How is a new teacher to sequence, transition, cue, and manage the ability level of each student in a group class?
For a new teacher out of training – it’s A LOT. For some, it’s way too much and they quit.
- Don’t expect too much too soon. There’s an insane amount to learn, so you’re going to have to break it down and focus on one thing at a time. If you’ve been practicing vinyasa for years, you’ll have an advantage. If not, see #2 & #3.
- Practice a lot of vinyasa on your own. Practice flows and challenge yourself to pick a few poses and play with sequencing at home. You’ll begin to notice what poses easily flow into each other. This is “transition intuition”. You’ll become a master in time.
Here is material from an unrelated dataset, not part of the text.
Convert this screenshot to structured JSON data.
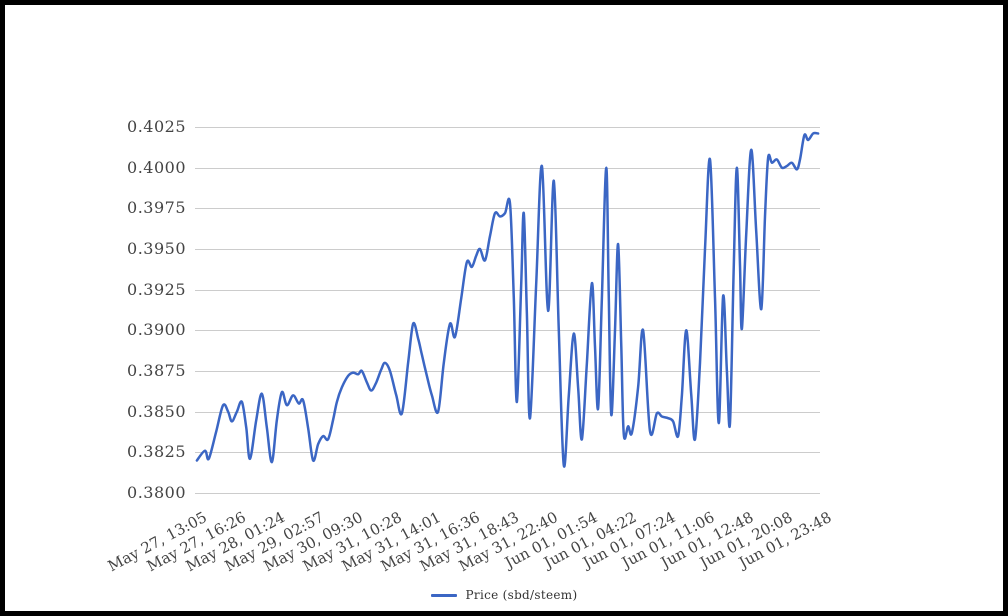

- Always be searching for ideas. Attend classes in many different studios from many different teachers. Do YouTube classes. Buy books on sequencing.
- Document your favorite flow sequences. When you come up with a flow you like or notice a great flow when you’re taking a class, jot it down on an index card or put it into your notes app. Soon you’ll have a whole library of flows to choose from when you’re designing a new class.
- Use music to guide your teaching. Create playlists that start slow, move into the flow, and then cool down to end in savasana. Music will help keep your teaching on track with the timing of the class.